Hello, Prof Andrew Ng said that “unless you have large dataset and large computational margin,” we have to train the network from scratch. My question is on what data range is the transfer learning only applicable? Thank you!
Hi Michelle,
Thanks for bringing this interesting question.
I do not have an exact answer for that. My understanding of Transfer Learning is this one:
Transfer learning is usually done for tasks where your dataset has too little data to train a full-scale model from scratch.

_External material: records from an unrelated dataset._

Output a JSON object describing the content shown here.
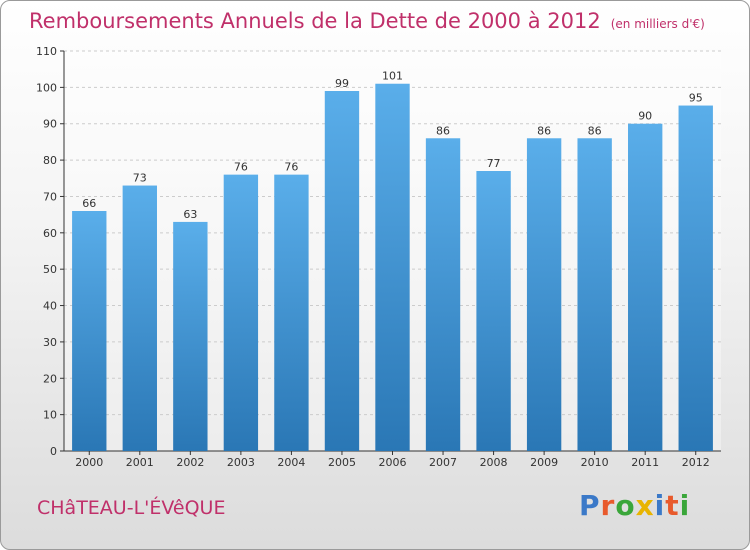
{
  "title": "Remboursements Annuels de la Dette de 2000 à 2012",
  "subtitle": "(en milliers d'€)",
  "commune": "CHâTEAU-L'ÉVêQUE",
  "logo": {
    "text": "Proxiti",
    "letter_colors": [
      "#3b79c8",
      "#e85a2c",
      "#3aa63a",
      "#e8b400",
      "#3b79c8",
      "#e85a2c",
      "#3aa63a"
    ]
  },
  "colors": {
    "bar_top": "#5aaeea",
    "bar_bottom": "#2a77b5",
    "title": "#c0306a",
    "grid": "#cccccc",
    "axis": "#333333"
  },
  "chart_data": {
    "type": "bar",
    "categories": [
      "2000",
      "2001",
      "2002",
      "2003",
      "2004",
      "2005",
      "2006",
      "2007",
      "2008",
      "2009",
      "2010",
      "2011",
      "2012"
    ],
    "values": [
      66,
      73,
      63,
      76,
      76,
      99,
      101,
      86,
      77,
      86,
      86,
      90,
      95
    ],
    "data_labels": [
      "66",
      "73",
      "63",
      "76",
      "76",
      "99",
      "101",
      "86",
      "77",
      "86",
      "86",
      "90",
      "95"
    ],
    "ylim": [
      0,
      110
    ],
    "yticks": [
      0,
      10,
      20,
      30,
      40,
      50,
      60,
      70,
      80,
      90,
      100,
      110
    ],
    "ytick_labels": [
      "0",
      "10",
      "20",
      "30",
      "40",
      "50",
      "60",
      "70",
      "80",
      "90",
      "100",
      "110"
    ],
    "grid": true,
    "title": "Remboursements Annuels de la Dette de 2000 à 2012",
    "xlabel": "",
    "ylabel": ""
  }
}
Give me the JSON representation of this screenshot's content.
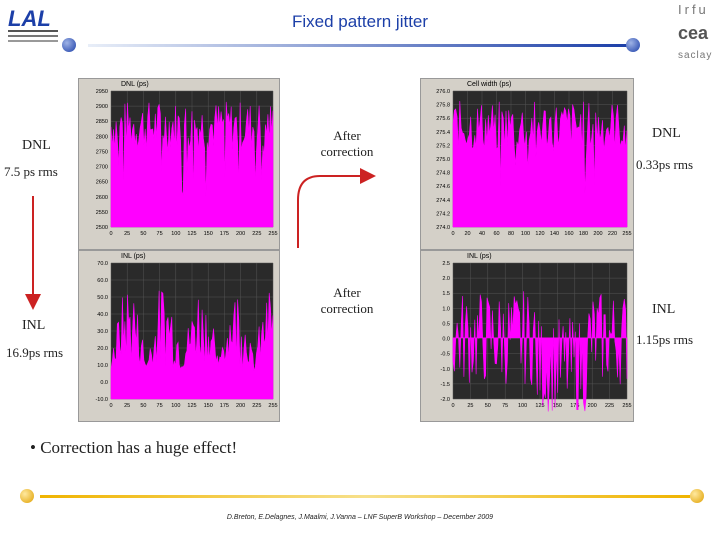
{
  "slide": {
    "title": "Fixed pattern jitter",
    "left_top": {
      "name": "DNL",
      "rms": "7.5 ps rms"
    },
    "left_bottom": {
      "name": "INL",
      "rms": "16.9ps rms"
    },
    "arrow_top": "After\ncorrection",
    "arrow_bottom": "After\ncorrection",
    "right_top": {
      "name": "DNL",
      "rms": "0.33ps rms"
    },
    "right_bottom": {
      "name": "INL",
      "rms": "1.15ps rms"
    },
    "bullet": "Correction has a huge effect!",
    "footer": "D.Breton, E.Delagnes, J.Maalmi, J.Vanna – LNF SuperB Workshop – December 2009"
  },
  "charts": {
    "dnl_before": {
      "title": "DNL (ps)",
      "yticks": [
        "2950",
        "2900",
        "2850",
        "2800",
        "2750",
        "2700",
        "2650",
        "2600",
        "2550",
        "2500"
      ],
      "xticks": [
        "0",
        "25",
        "50",
        "75",
        "100",
        "125",
        "150",
        "175",
        "200",
        "225",
        "255"
      ]
    },
    "inl_before": {
      "title": "INL (ps)",
      "yticks": [
        "70.0",
        "60.0",
        "50.0",
        "40.0",
        "30.0",
        "20.0",
        "10.0",
        "0.0",
        "-10.0"
      ],
      "xticks": [
        "0",
        "25",
        "50",
        "75",
        "100",
        "125",
        "150",
        "175",
        "200",
        "225",
        "255"
      ]
    },
    "dnl_after": {
      "title": "Cell width (ps)",
      "yticks": [
        "276.0",
        "275.8",
        "275.6",
        "275.4",
        "275.2",
        "275.0",
        "274.8",
        "274.6",
        "274.4",
        "274.2",
        "274.0"
      ],
      "xticks": [
        "0",
        "20",
        "40",
        "60",
        "80",
        "100",
        "120",
        "140",
        "160",
        "180",
        "200",
        "220",
        "255"
      ]
    },
    "inl_after": {
      "title": "INL (ps)",
      "yticks": [
        "2.5",
        "2.0",
        "1.5",
        "1.0",
        "0.5",
        "0.0",
        "-0.5",
        "-1.0",
        "-1.5",
        "-2.0"
      ],
      "xticks": [
        "0",
        "25",
        "50",
        "75",
        "100",
        "125",
        "150",
        "175",
        "200",
        "225",
        "255"
      ]
    }
  },
  "colors": {
    "signal": "#ff00ff",
    "title": "#1c3fa8",
    "arrow": "#cc2222",
    "rule": "#1c3fa8",
    "dot_gold": "#f0b400",
    "dot_blue": "#1c3fa8"
  },
  "logos": {
    "left": "lal-logo",
    "right": "irfu-cea-saclay-logo",
    "right_text": [
      "Irfu",
      "cea",
      "saclay"
    ]
  }
}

Thus instead of looking for a range or a number that might be different depending on the data type and each application, I would also find a motivation regarding performance and re-using computational resources. Of course the baseline model that you want to use as a reference needs to be trained on a big dataset, but how big does it need to be? You need to study each use case in a separate way, for instance thousands of pictures might be enough in one specific classifier type but not in another case.
Please do read this article about the topic:
Best,
Rosa
Another reason for transfer learning is that there exist highly developed and good performing models, trained by experts on massive data sets, but maybe they output the wrong shape. Say, it was trained on ImageNet and handles 1,000 classes, but you only want to classify images as dog or cat. You can take an existing model, ResNet or MobileNet, and modify only the layer producing the output shape. Vastly reduces the number of parameters to train. I think the idea is ‘Google trained MobileNet for us, let’s try to use as much as we can.’